I do have an SSL certificate for “domain.tld” and I also tried it with:

cert=[path to SSL pem]
pkey=[path to SSL key]
cipher-list=[long list from tutorial]

but my SSL certificate also has an “intermediate” certificate for the CA and I wasn’t sure that I was installing this right - do I simply add it to the PEM file or is there a separate option for specifying it? - so I just removed the SSL stuff for now (get it working first, then I’ll properly secure it with SSL later).

Video calls work on the same LAN. When I try it across different networks, then I just get a black screen.

I’ve also taken a look at the log file at “/var/log/turn.log” but that just shows the settings of the TURN server and these look fine to me. Nothing about any problems reported there.

Everything looks/sounds good so far. Seems to just stuck the same as me, see: [Spreed video calls] Black screen / How to set STUN/TURN

Spreed.ME always worked for me with same setup, but never was able to get video calls running through outside local network, thou didn’t try it since longer time. You can compare your results/turnserver+browser console logs and behaviour with the one I posted on linked topic. If it is similar/ the same, we open a topic on github, to directly address it to the developers.

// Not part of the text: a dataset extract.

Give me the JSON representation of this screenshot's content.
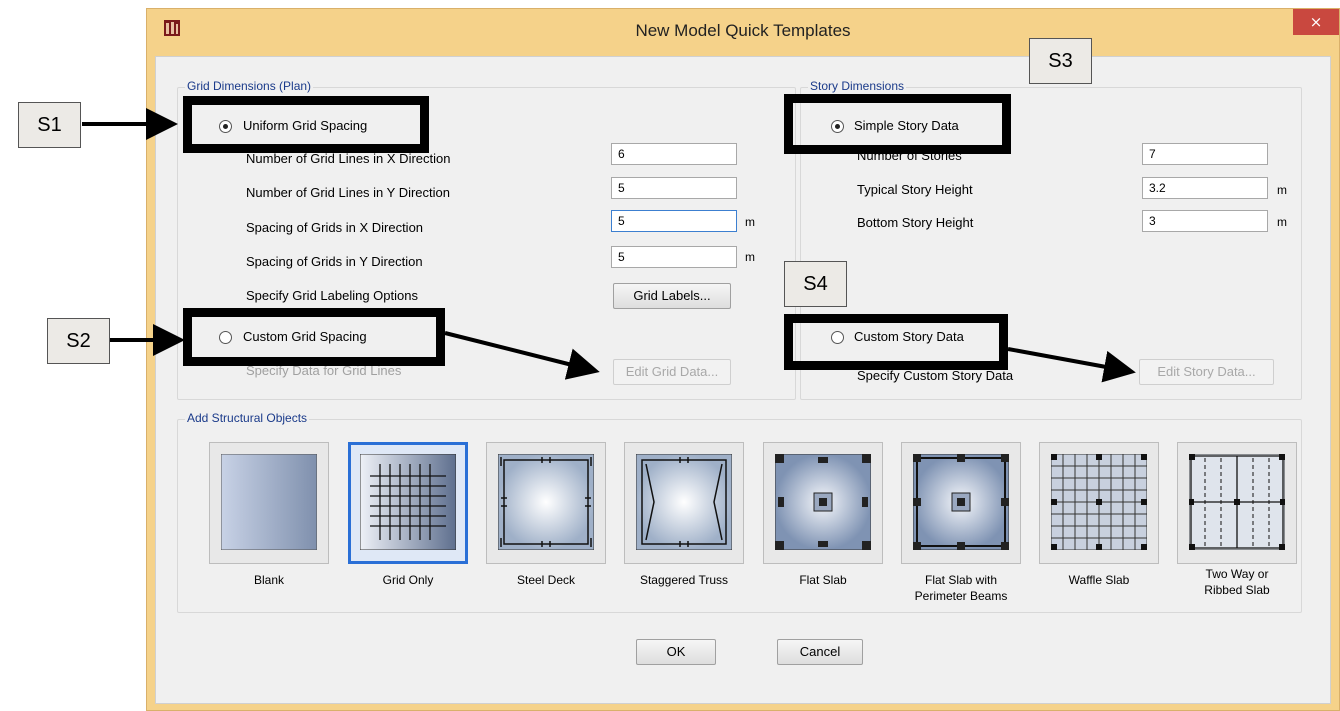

I found a website for testing STUN / TURN servers, but it uses a username and password rather than a shared secret. So I set up a static user, just for testing purposes, and it passed the tests just fine.

I think the TURN server is fine unto itself, but the “video call” app is not using it properly, for whatever reason. I can see why, in that other thread, you were double-checking that your settings for the app were correct.

Indeed, it would be nice if the app provided some feedback about problems it encounters, rather than just showing a black screen (obviously, yes, you’d need to be careful not to reveal any sensitive information that other users shouldn’t see - but it could simply only report errors if the user is an admin).

Just as an update, when I upgrade to NextCloud 13 with the built-in “Talk” app, everything just worked.

I made no changes to my STUN / TURN server setup, I just upgrade to 13 and then fired up the “Talk” app and it’s all good.

So I think that the previous issues weren’t to do with the setup of the STUN / TURN server, but just that the old “spreed” video calls app wasn’t connecting to it correctly. The new “Talk” app, though, corrects this and it works well.

Jep same here, maybe you can mark this topic as solved :slight_smile:.